At three o’clock in the morning, when our phone rings, we have a pretty good idea who it is that’s calling us. We all know folks whose lives s are filled with constant drama, who always find themselves in situations, who always need to be bailed out one way or another. Folks whose tendency towards bad decision making results in consequences that suddenly become your problem.

Their lives follow a familiar pattern: your friend picks the wrong person, and you are left to pick up the pieces. Their temper allows a simple misunderstanding to be blown up into to all manner of new heights. Their work situations are ever untenable, always due to the fault of a boss or some co-worker (never their fault). And this is before we get to the alcohol and drug abuse.

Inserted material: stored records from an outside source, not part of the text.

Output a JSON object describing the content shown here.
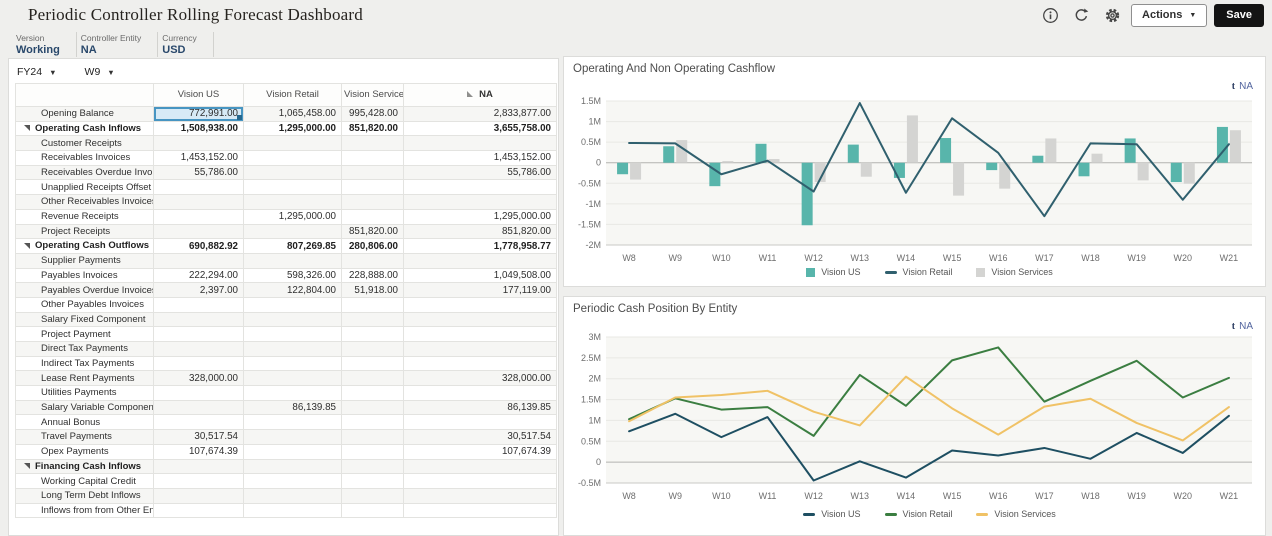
{
  "header": {
    "title": "Periodic Controller Rolling Forecast Dashboard",
    "actions_label": "Actions",
    "save_label": "Save"
  },
  "pov": {
    "items": [
      {
        "label": "Version",
        "value": "Working"
      },
      {
        "label": "Controller Entity",
        "value": "NA"
      },
      {
        "label": "Currency",
        "value": "USD"
      }
    ]
  },
  "grid": {
    "year_selector": "FY24",
    "week_selector": "W9",
    "columns": [
      "Vision US",
      "Vision Retail",
      "Vision Services",
      "NA"
    ],
    "rows": [
      {
        "label": "Opening Balance",
        "parent": false,
        "bold": false,
        "values": [
          "772,991.00",
          "1,065,458.00",
          "995,428.00",
          "2,833,877.00"
        ],
        "selected_col": 0
      },
      {
        "label": "Operating Cash Inflows",
        "parent": true,
        "bold": true,
        "values": [
          "1,508,938.00",
          "1,295,000.00",
          "851,820.00",
          "3,655,758.00"
        ]
      },
      {
        "label": "Customer Receipts",
        "parent": false,
        "bold": false,
        "values": [
          "",
          "",
          "",
          ""
        ]
      },
      {
        "label": "Receivables Invoices",
        "parent": false,
        "bold": false,
        "values": [
          "1,453,152.00",
          "",
          "",
          "1,453,152.00"
        ]
      },
      {
        "label": "Receivables Overdue Invoices",
        "parent": false,
        "bold": false,
        "values": [
          "55,786.00",
          "",
          "",
          "55,786.00"
        ]
      },
      {
        "label": "Unapplied Receipts Offset",
        "parent": false,
        "bold": false,
        "values": [
          "",
          "",
          "",
          ""
        ]
      },
      {
        "label": "Other Receivables Invoices",
        "parent": false,
        "bold": false,
        "values": [
          "",
          "",
          "",
          ""
        ]
      },
      {
        "label": "Revenue Receipts",
        "parent": false,
        "bold": false,
        "values": [
          "",
          "1,295,000.00",
          "",
          "1,295,000.00"
        ]
      },
      {
        "label": "Project Receipts",
        "parent": false,
        "bold": false,
        "values": [
          "",
          "",
          "851,820.00",
          "851,820.00"
        ]
      },
      {
        "label": "Operating Cash Outflows",
        "parent": true,
        "bold": true,
        "values": [
          "690,882.92",
          "807,269.85",
          "280,806.00",
          "1,778,958.77"
        ]
      },
      {
        "label": "Supplier Payments",
        "parent": false,
        "bold": false,
        "values": [
          "",
          "",
          "",
          ""
        ]
      },
      {
        "label": "Payables Invoices",
        "parent": false,
        "bold": false,
        "values": [
          "222,294.00",
          "598,326.00",
          "228,888.00",
          "1,049,508.00"
        ]
      },
      {
        "label": "Payables Overdue Invoices",
        "parent": false,
        "bold": false,
        "values": [
          "2,397.00",
          "122,804.00",
          "51,918.00",
          "177,119.00"
        ]
      },
      {
        "label": "Other Payables Invoices",
        "parent": false,
        "bold": false,
        "values": [
          "",
          "",
          "",
          ""
        ]
      },
      {
        "label": "Salary Fixed  Component",
        "parent": false,
        "bold": false,
        "values": [
          "",
          "",
          "",
          ""
        ]
      },
      {
        "label": "Project Payment",
        "parent": false,
        "bold": false,
        "values": [
          "",
          "",
          "",
          ""
        ]
      },
      {
        "label": "Direct Tax Payments",
        "parent": false,
        "bold": false,
        "values": [
          "",
          "",
          "",
          ""
        ]
      },
      {
        "label": "Indirect Tax Payments",
        "parent": false,
        "bold": false,
        "values": [
          "",
          "",
          "",
          ""
        ]
      },
      {
        "label": "Lease Rent Payments",
        "parent": false,
        "bold": false,
        "values": [
          "328,000.00",
          "",
          "",
          "328,000.00"
        ]
      },
      {
        "label": "Utilities Payments",
        "parent": false,
        "bold": false,
        "values": [
          "",
          "",
          "",
          ""
        ]
      },
      {
        "label": "Salary Variable Component",
        "parent": false,
        "bold": false,
        "values": [
          "",
          "86,139.85",
          "",
          "86,139.85"
        ]
      },
      {
        "label": "Annual Bonus",
        "parent": false,
        "bold": false,
        "values": [
          "",
          "",
          "",
          ""
        ]
      },
      {
        "label": "Travel Payments",
        "parent": false,
        "bold": false,
        "values": [
          "30,517.54",
          "",
          "",
          "30,517.54"
        ]
      },
      {
        "label": "Opex Payments",
        "parent": false,
        "bold": false,
        "values": [
          "107,674.39",
          "",
          "",
          "107,674.39"
        ]
      },
      {
        "label": "Financing Cash Inflows",
        "parent": true,
        "bold": true,
        "values": [
          "",
          "",
          "",
          ""
        ]
      },
      {
        "label": "Working Capital Credit",
        "parent": false,
        "bold": false,
        "values": [
          "",
          "",
          "",
          ""
        ]
      },
      {
        "label": "Long Term Debt Inflows",
        "parent": false,
        "bold": false,
        "values": [
          "",
          "",
          "",
          ""
        ]
      },
      {
        "label": "Inflows from from Other Entities",
        "parent": false,
        "bold": false,
        "values": [
          "",
          "",
          "",
          ""
        ]
      }
    ]
  },
  "chart_data": [
    {
      "type": "combo",
      "title": "Operating And Non Operating Cashflow",
      "pov_link": "NA",
      "unit": "M",
      "x": [
        "W8",
        "W9",
        "W10",
        "W11",
        "W12",
        "W13",
        "W14",
        "W15",
        "W16",
        "W17",
        "W18",
        "W19",
        "W20",
        "W21"
      ],
      "ylim": [
        -2,
        1.5
      ],
      "ytick_step": 0.5,
      "grid": true,
      "legend_position": "bottom",
      "series": [
        {
          "name": "Vision US",
          "type": "bar",
          "color": "#58b5ab",
          "values": [
            -0.28,
            0.4,
            -0.57,
            0.46,
            -1.52,
            0.44,
            -0.37,
            0.6,
            -0.18,
            0.17,
            -0.33,
            0.59,
            -0.47,
            0.87
          ]
        },
        {
          "name": "Vision Retail",
          "type": "line",
          "color": "#30606e",
          "values": [
            0.48,
            0.47,
            -0.28,
            0.05,
            -0.7,
            1.45,
            -0.73,
            1.08,
            0.24,
            -1.3,
            0.47,
            0.45,
            -0.9,
            0.45
          ]
        },
        {
          "name": "Vision Services",
          "type": "bar",
          "color": "#d4d4d2",
          "values": [
            -0.41,
            0.55,
            0.04,
            0.09,
            -0.47,
            -0.34,
            1.15,
            -0.8,
            -0.63,
            0.59,
            0.22,
            -0.43,
            -0.51,
            0.79
          ]
        }
      ]
    },
    {
      "type": "line",
      "title": "Periodic Cash Position By Entity",
      "pov_link": "NA",
      "unit": "M",
      "x": [
        "W8",
        "W9",
        "W10",
        "W11",
        "W12",
        "W13",
        "W14",
        "W15",
        "W16",
        "W17",
        "W18",
        "W19",
        "W20",
        "W21"
      ],
      "ylim": [
        -0.5,
        3
      ],
      "ytick_step": 0.5,
      "grid": true,
      "legend_position": "bottom",
      "series": [
        {
          "name": "Vision US",
          "type": "line",
          "color": "#1e4f62",
          "values": [
            0.74,
            1.16,
            0.6,
            1.08,
            -0.44,
            0.02,
            -0.37,
            0.28,
            0.16,
            0.34,
            0.08,
            0.7,
            0.22,
            1.11
          ]
        },
        {
          "name": "Vision Retail",
          "type": "line",
          "color": "#3b7e41",
          "values": [
            1.03,
            1.53,
            1.26,
            1.32,
            0.63,
            2.09,
            1.35,
            2.44,
            2.75,
            1.45,
            1.95,
            2.43,
            1.55,
            2.02
          ]
        },
        {
          "name": "Vision Services",
          "type": "line",
          "color": "#f0c266",
          "values": [
            0.98,
            1.55,
            1.61,
            1.71,
            1.21,
            0.88,
            2.05,
            1.29,
            0.66,
            1.33,
            1.52,
            0.94,
            0.52,
            1.32
          ]
        }
      ]
    }
  ]
}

You can’t save everyone, especially folks who aren’t ready to be saved. Folks often don’t recognize themselves as self-destructive, their hard-to-control impulses are merely quirks of theirs that people have to learn to accept because they “keep it real.”

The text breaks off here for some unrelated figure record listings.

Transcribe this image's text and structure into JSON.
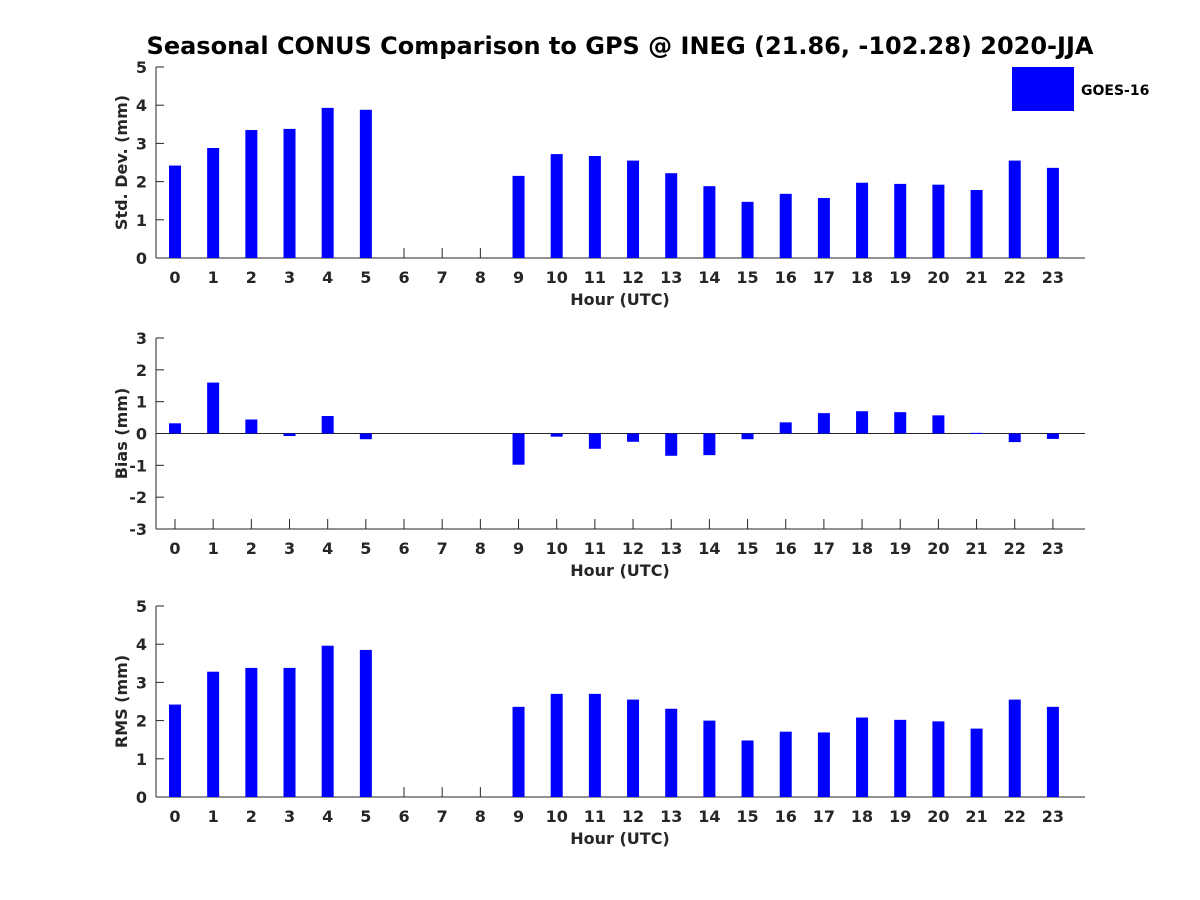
{
  "title": "Seasonal CONUS Comparison to GPS @ INEG (21.86, -102.28) 2020-JJA",
  "legend": {
    "label": "GOES-16",
    "color": "#0000ff",
    "placement": "top-right"
  },
  "chart_data": [
    {
      "type": "bar",
      "title": "Seasonal CONUS Comparison to GPS @ INEG (21.86, -102.28) 2020-JJA",
      "xlabel": "Hour (UTC)",
      "ylabel": "Std. Dev. (mm)",
      "ylim": [
        0,
        5
      ],
      "yticks": [
        "0",
        "1",
        "2",
        "3",
        "4",
        "5"
      ],
      "categories": [
        "0",
        "1",
        "2",
        "3",
        "4",
        "5",
        "6",
        "7",
        "8",
        "9",
        "10",
        "11",
        "12",
        "13",
        "14",
        "15",
        "16",
        "17",
        "18",
        "19",
        "20",
        "21",
        "22",
        "23"
      ],
      "series": [
        {
          "name": "GOES-16",
          "color": "#0000ff",
          "values": [
            2.42,
            2.88,
            3.35,
            3.38,
            3.93,
            3.88,
            null,
            null,
            null,
            2.15,
            2.72,
            2.67,
            2.55,
            2.22,
            1.88,
            1.47,
            1.68,
            1.57,
            1.97,
            1.94,
            1.92,
            1.78,
            2.55,
            2.36
          ]
        }
      ]
    },
    {
      "type": "bar",
      "xlabel": "Hour (UTC)",
      "ylabel": "Bias (mm)",
      "ylim": [
        -3,
        3
      ],
      "yticks": [
        "-3",
        "-2",
        "-1",
        "0",
        "1",
        "2",
        "3"
      ],
      "categories": [
        "0",
        "1",
        "2",
        "3",
        "4",
        "5",
        "6",
        "7",
        "8",
        "9",
        "10",
        "11",
        "12",
        "13",
        "14",
        "15",
        "16",
        "17",
        "18",
        "19",
        "20",
        "21",
        "22",
        "23"
      ],
      "series": [
        {
          "name": "GOES-16",
          "color": "#0000ff",
          "values": [
            0.32,
            1.6,
            0.44,
            -0.08,
            0.55,
            -0.18,
            null,
            null,
            null,
            -0.98,
            -0.1,
            -0.48,
            -0.26,
            -0.7,
            -0.68,
            -0.18,
            0.35,
            0.64,
            0.7,
            0.67,
            0.57,
            0.02,
            -0.27,
            -0.17
          ]
        }
      ]
    },
    {
      "type": "bar",
      "xlabel": "Hour (UTC)",
      "ylabel": "RMS (mm)",
      "ylim": [
        0,
        5
      ],
      "yticks": [
        "0",
        "1",
        "2",
        "3",
        "4",
        "5"
      ],
      "categories": [
        "0",
        "1",
        "2",
        "3",
        "4",
        "5",
        "6",
        "7",
        "8",
        "9",
        "10",
        "11",
        "12",
        "13",
        "14",
        "15",
        "16",
        "17",
        "18",
        "19",
        "20",
        "21",
        "22",
        "23"
      ],
      "series": [
        {
          "name": "GOES-16",
          "color": "#0000ff",
          "values": [
            2.42,
            3.28,
            3.38,
            3.38,
            3.96,
            3.85,
            null,
            null,
            null,
            2.36,
            2.7,
            2.7,
            2.55,
            2.31,
            2.0,
            1.48,
            1.71,
            1.69,
            2.08,
            2.02,
            1.98,
            1.79,
            2.55,
            2.36
          ]
        }
      ]
    }
  ]
}
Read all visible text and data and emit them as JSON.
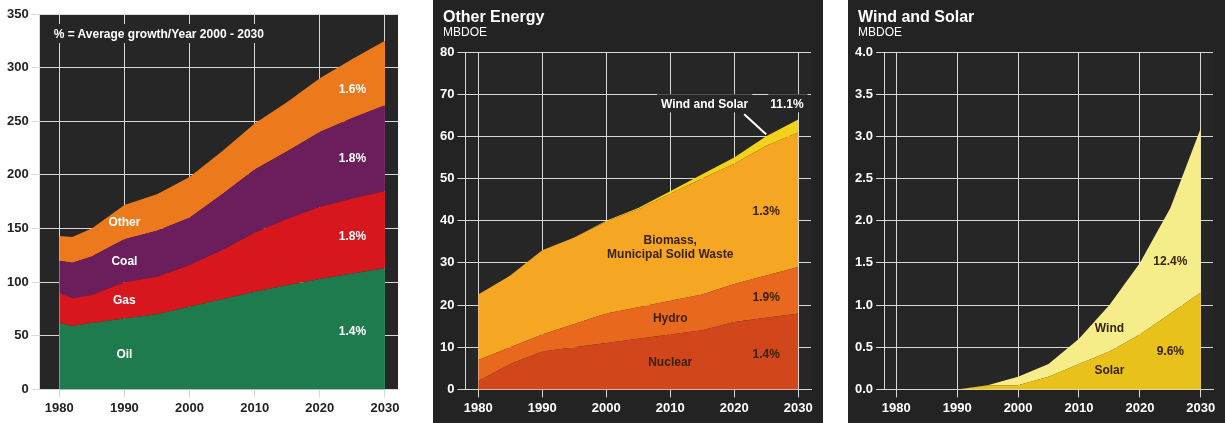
{
  "chart_data": [
    {
      "type": "area",
      "stacked": true,
      "grid": true,
      "legend": false,
      "x": [
        1980,
        1982,
        1985,
        1990,
        1995,
        2000,
        2005,
        2010,
        2015,
        2020,
        2025,
        2030
      ],
      "xlim": [
        1977,
        2032
      ],
      "xticks": [
        1980,
        1990,
        2000,
        2010,
        2020,
        2030
      ],
      "ylim": [
        0,
        350
      ],
      "yticks": [
        0,
        50,
        100,
        150,
        200,
        250,
        300,
        350
      ],
      "series": [
        {
          "name": "Oil",
          "color": "#1e7b4e",
          "values": [
            62,
            59,
            62,
            66,
            70,
            77,
            84,
            91,
            97,
            103,
            108,
            113
          ]
        },
        {
          "name": "Gas",
          "color": "#d8161e",
          "values": [
            28,
            26,
            26,
            34,
            35,
            39,
            46,
            55,
            62,
            67,
            70,
            72
          ]
        },
        {
          "name": "Coal",
          "color": "#6b1d5c",
          "values": [
            30,
            33,
            36,
            40,
            43,
            44,
            52,
            59,
            63,
            70,
            75,
            80
          ]
        },
        {
          "name": "Other",
          "color": "#ec7a1c",
          "values": [
            23,
            24,
            26,
            32,
            34,
            38,
            40,
            43,
            46,
            50,
            55,
            60
          ]
        }
      ],
      "annotations": [
        "% = Average growth/Year 2000 - 2030",
        "1.6%",
        "1.8%",
        "1.8%",
        "1.4%"
      ]
    },
    {
      "type": "area",
      "stacked": true,
      "grid": true,
      "legend": false,
      "title": "Other Energy",
      "ylabel": "MBDOE",
      "x": [
        1980,
        1985,
        1990,
        1995,
        2000,
        2005,
        2010,
        2015,
        2020,
        2025,
        2030
      ],
      "xlim": [
        1978,
        2032
      ],
      "xticks": [
        1980,
        1990,
        2000,
        2010,
        2020,
        2030
      ],
      "ylim": [
        0,
        80
      ],
      "yticks": [
        0,
        10,
        20,
        30,
        40,
        50,
        60,
        70,
        80
      ],
      "series": [
        {
          "name": "Nuclear",
          "color": "#d2461c",
          "values": [
            2,
            6,
            9,
            10,
            11,
            12,
            13,
            14,
            16,
            17,
            18
          ]
        },
        {
          "name": "Hydro",
          "color": "#e8691e",
          "values": [
            5,
            4,
            4,
            5.5,
            7,
            7.5,
            8,
            8.5,
            9,
            10,
            11
          ]
        },
        {
          "name": "Biomass, Municipal Solid Waste",
          "color": "#f5a623",
          "values": [
            15.5,
            17,
            20,
            20.5,
            21.8,
            23.2,
            25.4,
            27.5,
            28.5,
            30.8,
            31.9
          ]
        },
        {
          "name": "Wind and Solar",
          "color": "#f2d21a",
          "values": [
            0,
            0,
            0,
            0,
            0.2,
            0.3,
            0.6,
            1.0,
            1.5,
            2.2,
            3.1
          ]
        }
      ],
      "annotations": [
        "11.1%",
        "1.3%",
        "1.9%",
        "1.4%"
      ]
    },
    {
      "type": "area",
      "stacked": true,
      "grid": true,
      "legend": false,
      "title": "Wind and Solar",
      "ylabel": "MBDOE",
      "x": [
        1980,
        1985,
        1990,
        1995,
        2000,
        2005,
        2010,
        2015,
        2020,
        2025,
        2030
      ],
      "xlim": [
        1978,
        2032
      ],
      "xticks": [
        1980,
        1990,
        2000,
        2010,
        2020,
        2030
      ],
      "ylim": [
        0,
        4
      ],
      "yticks": [
        {
          "value": 0,
          "label": "0.0"
        },
        0.5,
        {
          "value": 1,
          "label": "1.0"
        },
        1.5,
        {
          "value": 2,
          "label": "2.0"
        },
        2.5,
        {
          "value": 3,
          "label": "3.0"
        },
        3.5,
        {
          "value": 4,
          "label": "4.0"
        }
      ],
      "series": [
        {
          "name": "Solar",
          "color": "#e8c21a",
          "values": [
            0,
            0,
            0,
            0.05,
            0.05,
            0.15,
            0.3,
            0.45,
            0.65,
            0.9,
            1.15
          ]
        },
        {
          "name": "Wind",
          "color": "#f7ec8a",
          "values": [
            0,
            0,
            0,
            0,
            0.1,
            0.15,
            0.3,
            0.55,
            0.85,
            1.25,
            1.95
          ]
        }
      ],
      "annotations": [
        "12.4%",
        "9.6%"
      ]
    }
  ]
}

They don’t understand that watching them spiral frustrates friends and those who love them. No one wants to watch people they care about make poor life decisions or hurt themselves and we hate the feeling of powerlessness that comes with ringside seats to their latest drama.

But we also can’t live their lives for them. Sometimes you have to let people make their mistakes, our job is to be there for them, to walk beside them, to help pick up the pieces but not do the sweeping ourselves. You have to know when to distance yourself from them as to not allow their drama to bleed into your life and as to not be the constant maid for their lives.

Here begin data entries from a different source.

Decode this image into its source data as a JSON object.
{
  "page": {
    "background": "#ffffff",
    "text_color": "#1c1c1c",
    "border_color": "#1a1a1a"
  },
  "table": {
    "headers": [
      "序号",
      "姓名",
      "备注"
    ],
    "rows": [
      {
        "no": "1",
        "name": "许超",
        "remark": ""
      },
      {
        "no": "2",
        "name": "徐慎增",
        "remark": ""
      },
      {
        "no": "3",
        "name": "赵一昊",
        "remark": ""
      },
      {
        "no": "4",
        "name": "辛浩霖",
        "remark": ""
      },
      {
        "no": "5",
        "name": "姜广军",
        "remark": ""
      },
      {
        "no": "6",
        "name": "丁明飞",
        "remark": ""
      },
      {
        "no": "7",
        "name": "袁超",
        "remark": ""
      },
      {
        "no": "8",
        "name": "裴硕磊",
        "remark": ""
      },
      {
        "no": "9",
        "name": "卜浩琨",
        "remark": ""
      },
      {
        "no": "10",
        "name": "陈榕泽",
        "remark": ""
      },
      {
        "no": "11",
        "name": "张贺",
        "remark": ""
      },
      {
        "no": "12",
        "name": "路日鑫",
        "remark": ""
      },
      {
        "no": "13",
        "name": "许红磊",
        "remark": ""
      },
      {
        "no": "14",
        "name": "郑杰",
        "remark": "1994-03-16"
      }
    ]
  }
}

Some people are their own worst enemies. Granted, some folks attract needy people and like to play the white knight charging to the rescue. It’s always easier to focus on rescuing someone else than dealing with your own life, but you have to do what’s best for both of you. Compassion is good; to drown in their mess is not. Sometimes you have to set boundaries for both of your sakes. Sometimes compassion means helping them find the tools to clean up their own mess. But at three o’clock in the morning, my phone shouldn’t be ringing all the time.

[You know, it’s easy to say this, but I already know in my heart that when the phone rings, I’m going to answer it. I know you can’t save everyone, especially those who don’t want to be saved, but sometimes you just have to keep trying.]